We ended up with a ton more people than expected: Maury, Gerald, Kevin, Dean, Me, Amy, Haley, Rita, and Laura. Everyone stayed to eat, and we had a huge audience. It rained on people arriving, departing, and while we played. Maury brought his old duplicates of music, and I gave them to Pennie Hammer to take what she wanted and to share the rest with her friends. She has given us much music to add to our repertoire over the years. She appreciates us as much as we appreciate her and her artistic work.

Took pills, a.m., and I took my BP this morning twice.
I left at 1:00 p.m., and pulled in just before 1:30, in the rain. Gerald and Maury beat me there.

John stayed home emptying 5-gallon buckets and a 30-gal garbage can at the end of the V valley of our roof by the front door. He and Annie went up the drive to open the front gate for me. We also get 2 newspapers on Saturday morning, so he made it a multi-purpose hike.

John went for the mail after I got home after 4:00 p.m. and found a nice get well card from the Kittitas Valley Fiddlers & Friends, I had just been with. They were so happy to have me returning, and I was even happier.

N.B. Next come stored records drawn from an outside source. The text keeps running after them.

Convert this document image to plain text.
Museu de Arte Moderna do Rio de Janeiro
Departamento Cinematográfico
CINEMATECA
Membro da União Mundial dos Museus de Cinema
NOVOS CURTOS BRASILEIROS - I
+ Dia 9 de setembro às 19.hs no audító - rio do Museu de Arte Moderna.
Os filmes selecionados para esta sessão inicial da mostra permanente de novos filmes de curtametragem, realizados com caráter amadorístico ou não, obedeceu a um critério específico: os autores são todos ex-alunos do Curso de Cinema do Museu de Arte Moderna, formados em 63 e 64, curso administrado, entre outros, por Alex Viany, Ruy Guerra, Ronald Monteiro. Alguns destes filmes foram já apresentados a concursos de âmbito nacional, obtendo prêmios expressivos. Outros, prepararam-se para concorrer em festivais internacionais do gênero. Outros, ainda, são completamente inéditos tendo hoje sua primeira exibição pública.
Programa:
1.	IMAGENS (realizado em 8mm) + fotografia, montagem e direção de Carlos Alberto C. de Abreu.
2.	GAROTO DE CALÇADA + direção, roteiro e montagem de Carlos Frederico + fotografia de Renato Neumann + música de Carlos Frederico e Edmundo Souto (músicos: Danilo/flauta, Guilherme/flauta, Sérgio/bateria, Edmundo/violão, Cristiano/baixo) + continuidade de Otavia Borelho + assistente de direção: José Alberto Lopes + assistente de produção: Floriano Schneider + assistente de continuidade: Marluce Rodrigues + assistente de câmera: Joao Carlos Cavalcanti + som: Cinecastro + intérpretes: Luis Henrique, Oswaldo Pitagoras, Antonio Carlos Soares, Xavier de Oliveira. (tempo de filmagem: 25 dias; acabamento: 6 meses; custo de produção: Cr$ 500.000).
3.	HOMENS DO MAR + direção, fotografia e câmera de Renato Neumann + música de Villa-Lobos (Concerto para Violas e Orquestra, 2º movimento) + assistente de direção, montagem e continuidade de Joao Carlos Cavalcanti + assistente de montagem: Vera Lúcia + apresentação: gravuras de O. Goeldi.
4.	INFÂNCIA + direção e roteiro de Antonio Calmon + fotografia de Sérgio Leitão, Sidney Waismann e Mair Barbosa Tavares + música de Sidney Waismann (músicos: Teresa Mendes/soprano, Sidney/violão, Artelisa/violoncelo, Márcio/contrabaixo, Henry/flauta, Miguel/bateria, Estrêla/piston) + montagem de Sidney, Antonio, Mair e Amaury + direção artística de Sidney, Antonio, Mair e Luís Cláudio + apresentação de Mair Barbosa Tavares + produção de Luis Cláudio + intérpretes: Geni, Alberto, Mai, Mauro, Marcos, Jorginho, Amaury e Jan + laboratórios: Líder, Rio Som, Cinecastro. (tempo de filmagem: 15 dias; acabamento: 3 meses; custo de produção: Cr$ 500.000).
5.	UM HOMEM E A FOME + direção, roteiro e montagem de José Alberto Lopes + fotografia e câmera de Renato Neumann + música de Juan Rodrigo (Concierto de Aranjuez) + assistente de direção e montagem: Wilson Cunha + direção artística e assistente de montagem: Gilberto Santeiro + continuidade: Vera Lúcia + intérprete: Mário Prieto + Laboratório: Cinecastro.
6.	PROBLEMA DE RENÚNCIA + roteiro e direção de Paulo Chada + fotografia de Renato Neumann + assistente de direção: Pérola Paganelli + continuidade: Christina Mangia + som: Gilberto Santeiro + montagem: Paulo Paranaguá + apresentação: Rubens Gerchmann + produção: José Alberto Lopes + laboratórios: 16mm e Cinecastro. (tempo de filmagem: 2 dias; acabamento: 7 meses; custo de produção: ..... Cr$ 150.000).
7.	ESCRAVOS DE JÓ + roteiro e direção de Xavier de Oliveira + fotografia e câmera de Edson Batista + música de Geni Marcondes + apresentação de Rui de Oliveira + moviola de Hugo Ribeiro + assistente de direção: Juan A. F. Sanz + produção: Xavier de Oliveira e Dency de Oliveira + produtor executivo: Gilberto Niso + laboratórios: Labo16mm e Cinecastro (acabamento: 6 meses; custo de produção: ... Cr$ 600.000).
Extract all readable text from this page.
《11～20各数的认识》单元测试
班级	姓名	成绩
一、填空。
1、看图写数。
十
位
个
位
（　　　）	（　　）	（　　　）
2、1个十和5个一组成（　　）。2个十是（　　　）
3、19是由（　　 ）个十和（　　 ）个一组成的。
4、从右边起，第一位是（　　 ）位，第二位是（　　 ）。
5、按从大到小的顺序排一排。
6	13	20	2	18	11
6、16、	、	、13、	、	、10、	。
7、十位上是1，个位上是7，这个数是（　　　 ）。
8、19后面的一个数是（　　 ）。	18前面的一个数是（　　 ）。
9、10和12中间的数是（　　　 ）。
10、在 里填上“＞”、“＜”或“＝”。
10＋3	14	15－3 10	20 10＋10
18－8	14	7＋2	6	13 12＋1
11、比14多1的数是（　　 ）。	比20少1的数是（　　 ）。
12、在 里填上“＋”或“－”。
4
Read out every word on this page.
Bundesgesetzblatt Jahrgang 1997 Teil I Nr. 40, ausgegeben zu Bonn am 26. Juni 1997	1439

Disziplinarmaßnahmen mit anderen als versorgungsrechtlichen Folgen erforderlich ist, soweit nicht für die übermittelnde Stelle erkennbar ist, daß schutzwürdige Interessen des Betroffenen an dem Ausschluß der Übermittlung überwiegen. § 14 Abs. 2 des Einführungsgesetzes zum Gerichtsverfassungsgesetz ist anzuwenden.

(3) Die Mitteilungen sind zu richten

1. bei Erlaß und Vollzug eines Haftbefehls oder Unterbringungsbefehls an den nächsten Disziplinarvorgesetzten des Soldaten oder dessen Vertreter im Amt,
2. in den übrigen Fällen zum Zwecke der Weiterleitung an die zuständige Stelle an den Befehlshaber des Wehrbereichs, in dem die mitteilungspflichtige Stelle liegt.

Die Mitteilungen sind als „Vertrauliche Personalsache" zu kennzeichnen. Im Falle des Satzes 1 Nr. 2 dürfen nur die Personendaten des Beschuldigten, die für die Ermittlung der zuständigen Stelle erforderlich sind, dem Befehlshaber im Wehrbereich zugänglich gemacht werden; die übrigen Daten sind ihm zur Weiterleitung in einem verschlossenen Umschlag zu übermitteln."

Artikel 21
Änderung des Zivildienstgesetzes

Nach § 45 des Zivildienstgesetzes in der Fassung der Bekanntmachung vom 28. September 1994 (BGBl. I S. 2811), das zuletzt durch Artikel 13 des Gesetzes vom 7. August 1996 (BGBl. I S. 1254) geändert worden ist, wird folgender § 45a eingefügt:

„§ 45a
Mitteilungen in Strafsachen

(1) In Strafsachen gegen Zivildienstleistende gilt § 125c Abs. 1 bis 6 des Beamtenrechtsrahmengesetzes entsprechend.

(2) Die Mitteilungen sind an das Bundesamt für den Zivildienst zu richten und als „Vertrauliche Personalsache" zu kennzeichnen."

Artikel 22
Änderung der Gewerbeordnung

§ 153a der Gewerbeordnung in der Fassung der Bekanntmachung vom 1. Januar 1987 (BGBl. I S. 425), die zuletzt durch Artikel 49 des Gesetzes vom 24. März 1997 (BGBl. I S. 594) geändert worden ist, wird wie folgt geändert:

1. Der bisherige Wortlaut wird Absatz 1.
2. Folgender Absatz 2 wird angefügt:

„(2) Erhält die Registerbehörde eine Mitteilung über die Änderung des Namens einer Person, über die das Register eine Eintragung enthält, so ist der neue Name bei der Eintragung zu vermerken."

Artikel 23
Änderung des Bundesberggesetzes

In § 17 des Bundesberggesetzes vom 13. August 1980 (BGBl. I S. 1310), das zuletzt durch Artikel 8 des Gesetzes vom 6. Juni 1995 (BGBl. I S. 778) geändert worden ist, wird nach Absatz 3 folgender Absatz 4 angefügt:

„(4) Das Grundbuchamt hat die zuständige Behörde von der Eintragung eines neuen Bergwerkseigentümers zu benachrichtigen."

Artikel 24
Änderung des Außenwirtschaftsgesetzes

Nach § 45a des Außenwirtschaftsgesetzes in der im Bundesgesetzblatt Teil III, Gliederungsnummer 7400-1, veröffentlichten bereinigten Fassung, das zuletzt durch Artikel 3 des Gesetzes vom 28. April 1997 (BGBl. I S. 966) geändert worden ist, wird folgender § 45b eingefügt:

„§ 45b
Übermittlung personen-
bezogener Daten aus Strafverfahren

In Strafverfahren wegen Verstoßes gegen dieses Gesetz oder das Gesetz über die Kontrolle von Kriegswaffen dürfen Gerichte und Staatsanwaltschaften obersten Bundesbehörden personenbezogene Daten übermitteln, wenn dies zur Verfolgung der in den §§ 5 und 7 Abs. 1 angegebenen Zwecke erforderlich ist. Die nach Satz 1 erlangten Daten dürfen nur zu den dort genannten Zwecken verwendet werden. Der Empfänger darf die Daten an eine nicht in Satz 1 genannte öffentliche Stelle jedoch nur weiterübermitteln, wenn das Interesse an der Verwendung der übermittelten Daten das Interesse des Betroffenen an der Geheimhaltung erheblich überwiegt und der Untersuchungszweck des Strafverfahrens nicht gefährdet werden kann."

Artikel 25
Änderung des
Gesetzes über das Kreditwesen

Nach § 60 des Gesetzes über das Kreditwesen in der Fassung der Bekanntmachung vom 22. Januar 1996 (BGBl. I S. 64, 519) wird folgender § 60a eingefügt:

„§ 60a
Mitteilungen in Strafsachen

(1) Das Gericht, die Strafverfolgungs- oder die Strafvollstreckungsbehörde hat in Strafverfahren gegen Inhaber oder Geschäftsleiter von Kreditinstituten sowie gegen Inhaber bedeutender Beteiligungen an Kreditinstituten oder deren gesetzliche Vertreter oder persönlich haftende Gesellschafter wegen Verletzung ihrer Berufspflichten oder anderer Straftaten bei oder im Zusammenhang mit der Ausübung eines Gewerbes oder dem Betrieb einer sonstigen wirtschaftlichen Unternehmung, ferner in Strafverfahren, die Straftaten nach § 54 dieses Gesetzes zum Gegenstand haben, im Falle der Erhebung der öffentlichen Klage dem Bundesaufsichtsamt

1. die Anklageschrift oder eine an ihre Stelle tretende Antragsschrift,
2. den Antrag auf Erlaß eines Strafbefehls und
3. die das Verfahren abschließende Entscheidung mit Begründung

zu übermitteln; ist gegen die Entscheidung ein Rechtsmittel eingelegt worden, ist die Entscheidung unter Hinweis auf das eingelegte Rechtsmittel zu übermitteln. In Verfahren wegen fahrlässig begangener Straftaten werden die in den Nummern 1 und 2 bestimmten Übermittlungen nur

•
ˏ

Here is the lovely card below:The card was so well chosen, because music is the biggest healer!I had missed 4 play dates with the group; a month. Sharon put it together and had it signed. Thanks, all!
My temperature at 11:30pm on 10-21 was 97.2°F.

Sunday, October 22

No CPAP – Oximetry for Oct 21: SpO2 low 86, 6 events <88% with overall avg., 93.1%. Avg. low SpO2, 90.4%. Pulse avg. 56.0, low 50. Slept 8 hrs 3 min.

My temperature at 8:37 a.m. on 10-22 was 97.2°F.

For morning river basin education, check this out for a colorful expose’ of all the U.S. river basins.Colorful Map U.S. River Basins

Video of the Mississippi River Drainage Basins from around the U.S. to the Gulf Coast. If it works, great. If it doesn’t, or goes very very slowly, too bad. We can’t figure out what happens when it does that.
Try this link

Hope your week was fine.

Nancy and John
Still on the Naneum Fan

Saturday evening

Just a short note.
Nancy felt well enough to go play music and consume warm soup at a retirement community center. From 2 to 4, today.

Rain began here on the Naneum Fan in the middle of the night but neither of us know the time. A 30 gallon garbage can under the ‘V’ or valley at the front of the house was filled when we first looked. It has been drained, along with numerous 5 gallon buckets under the drip line.
Rain is supposed to continue, tapering off by 10 AM Sunday.

When I went to the road/mailbox about 4:30 I could see Naneum Ridge, to our north. Back a few miles it goes to 6,000 feet; closer more like 4,000.
There was snow at about 3,000 feet, just 650 feet higher than our house. Traffic cameras and the camera at the Mt. Rainier Visitor Center show snow both south and north of us in the Cascades (to our west).

Local weather lure is that snow will be on us 2 weeks after first appearing on Naneum Ridge. Monday and all of next week are likely to be warmer and dryer. Each day, the forecast will look another day ahead.

We are scheduled to go to Seattle on November 3rd to a WTA event.
Snow is supposed to arrive on November 4th.
The anticipation builds. Stay tuned.

John

Oh! Nancy is now working on her weekly update. No news, there.